Art and Indian Copyright Law: A Statutory Reading

A look at how the Indian Copyright Act, 1957, as amended in 2012, interacts with art (other than films and sound recordings), and, in particular, with Indian art. The first part of this text comprises a feminist and post-colonial reading of the Indian copyright statute while later parts focus on interpreting the provisions of the statute in relation to art.

16 October 2010

Actors and the Proposed Copyright Amendments

It has been proposed to amend the Copyright Act so as to clarify the definition of “performers” and their rights. The definition of a “performer” in Section 2(qq) is an inclusive definition which states that a performer “includes an actor, singer, musician, dancer, acrobat, juggler, conjurer, snake charmer, a person delivering a lecture or any other person who makes a performance”. The Bill proposes to limit this definition by appending a Proviso to the Section which would disable extras in films from claiming all but one of the rights granted to performers by the Copyright Act. This Proviso is intended to state:

“Provided that in a cinematograph film a person whose performance is casual or incidental in nature and, in the normal course of practice of the industry, is not acknowledged anywhere including in the credits of the film, shall not be treated as a performer except for the purpose of clause (b) of section 38B.”

Clause (b) of Section 38B is a new provision which is proposed to be inserted into the Copyright Act, and it deals with the moral rights of performers. This particular provision states that ‘the performer of a performance shall, independently of his right after assignment, either wholly or partially of his rights, have the right to restrain or claim damages in respect of any distortion, mutilation or other modification of his performance that would be prejudicial to his reputation’. The other right which a performer would have (under Clause (a) of the proposed Section 38B) is the right to claim to be identified as the performer of his performance except where omission is dictated by the manner of the use of the performance. This right under the proposed Section 38B(a) obviously cannot apply to extras in films as they are not credited by definition.

The two rights enumerated under the proposed Section 38B, however, comprise the “Moral Rights” intended to be accorded to performers, and are analogous to the “Moral Rights” which are accorded to the authors of works protected by copyright. It is pertinent to note that the proposed provision also contains a safeguard against abuse of moral rights in the form of an Explanation which would state that ‘the mere removal of any portion of a performance for the purpose of editing, or to fit the recording within a limited duration, or any other modification required for purely technical reasons shall not be deemed to be prejudicial to the performer's reputation’. This too is analogous to the rights granted to authors: the moral right of an author would not be considered to have been violated merely because his work has, for example, not been displayed to his or her satisfaction.
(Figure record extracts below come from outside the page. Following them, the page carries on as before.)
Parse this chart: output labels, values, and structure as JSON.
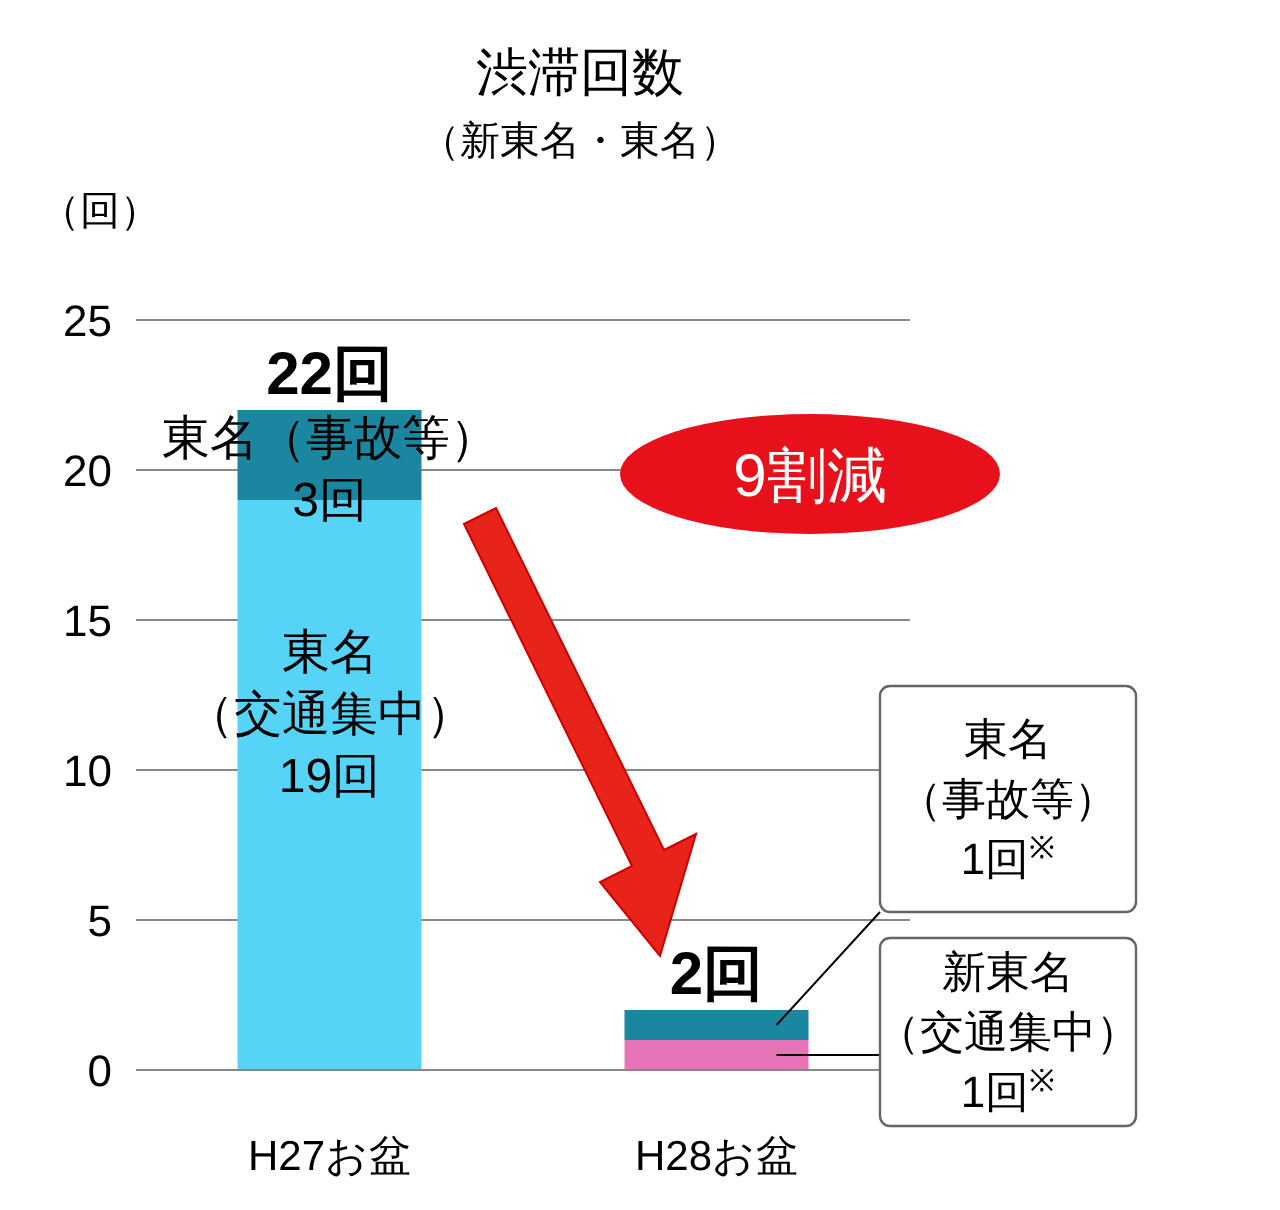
{
  "chart_data": {
    "type": "bar",
    "title": "渋滞回数",
    "subtitle": "（新東名・東名）",
    "ylabel": "（回）",
    "categories": [
      "H27お盆",
      "H28お盆"
    ],
    "stacked": true,
    "series": [
      {
        "color": "#55d4f7",
        "values": [
          19,
          null
        ]
      },
      {
        "color": "#e874b8",
        "values": [
          null,
          1
        ]
      },
      {
        "color": "#1a86a0",
        "values": [
          3,
          1
        ]
      }
    ],
    "totals": [
      "22回",
      "2回"
    ],
    "ylim": [
      0,
      25
    ],
    "yticks": [
      0,
      5,
      10,
      15,
      20,
      25
    ],
    "grid": "y",
    "annotations": [
      "東名（事故等）3回",
      "東名（交通集中）19回",
      "9割減",
      "東名（事故等）1回$^{※}$",
      "新東名（交通集中）1回$^{※}$"
    ]
  }
}
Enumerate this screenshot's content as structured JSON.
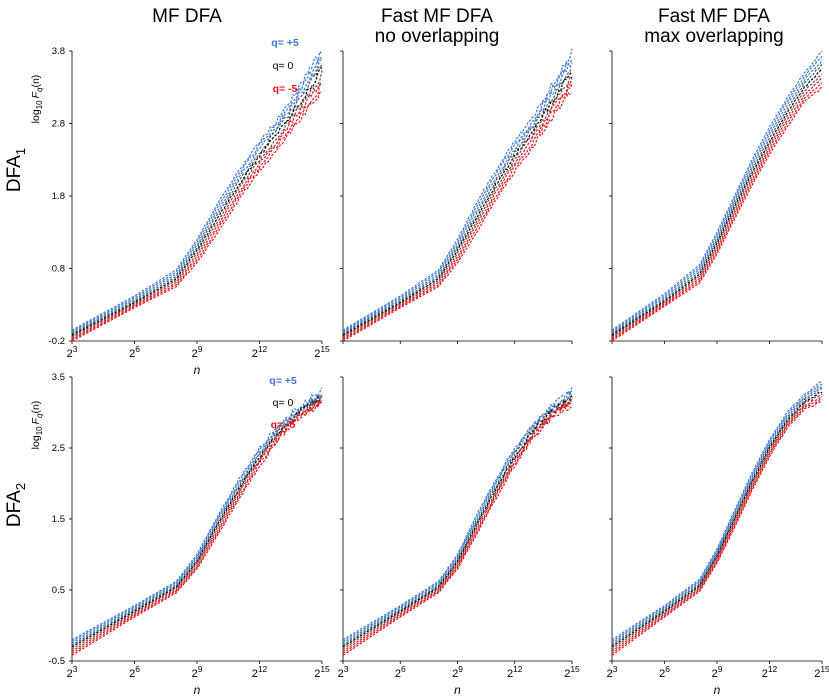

In addition to this, the provisions regarding the violation of the “Performer’s Right” have been significantly restructured in the Bill, and have been transposed to a new Section: 38A. Currently, Section 38(3) of the Copyright Act enumerates a number of acts the performance of which would be a violation of the performer’s right. Thus, it has been drafted in proscriptive sense. Section 38A enumerates acts similar to those listed in Section 14 (which defines the “Meaning of Copyright”), but instead of stating that performing them without consent would cause one to violate the performer’s right, it states that these it is the exclusive right of the performer to perform or authorise the performance of these acts or any substantial part thereof. As such, the proposed Section 38A may be considered to be prescriptive in nature.

Finally, under Section 38A(2), the rights of performers in films have been considerably widened. Under the Copyright Act, once a performer consents to the incorporation of his performance in a cinematograph film, no performer’s right would apply to that particular performance. The proposed amendment, however, does not completely do away with the performer’s right. Firstly, it contemplates that the consent of a performer for the incorporation of his performance in a cinematograph film would be in writing, and would not merely be oral.

Further, once a performer gives valid consent for the incorporation of his performance in a film, he would not generally be able to object to the enjoyment by the film’s Producer of his performer’s right in it. There are two important caveats here though: firstly, the performer may enter into an agreement to the contrary i.e. there would be no statutory prohibition to his entering into an agreement which stated that he could object to the Producer enjoying his performer’s right in the film. Secondly, the Producer’s enjoyment of the performer’s right in the film is quite clearly limited to the film, and the Producer would not be able to enjoy the performer’s right for the purpose of out-film use such as in ring tones or public performances.

The prohibition on the Producer’s enjoyment of the performer’s right in respect of out-film use is buttressed by a Proviso which states that ‘notwithstanding anything contained in Section 38A(2), the performer shall be entitled for royalties in case of making of the performances for commercial use’. Although this Proviso does not appear to be a model of clarity, it would appear that the intention is to accord to performers the same benefits as would be accorded to the authors of underlying works for the use of their works otherwise in conjunction with the film. This would make a stream of revenue accessible to performers which has thus far generally been denied to them.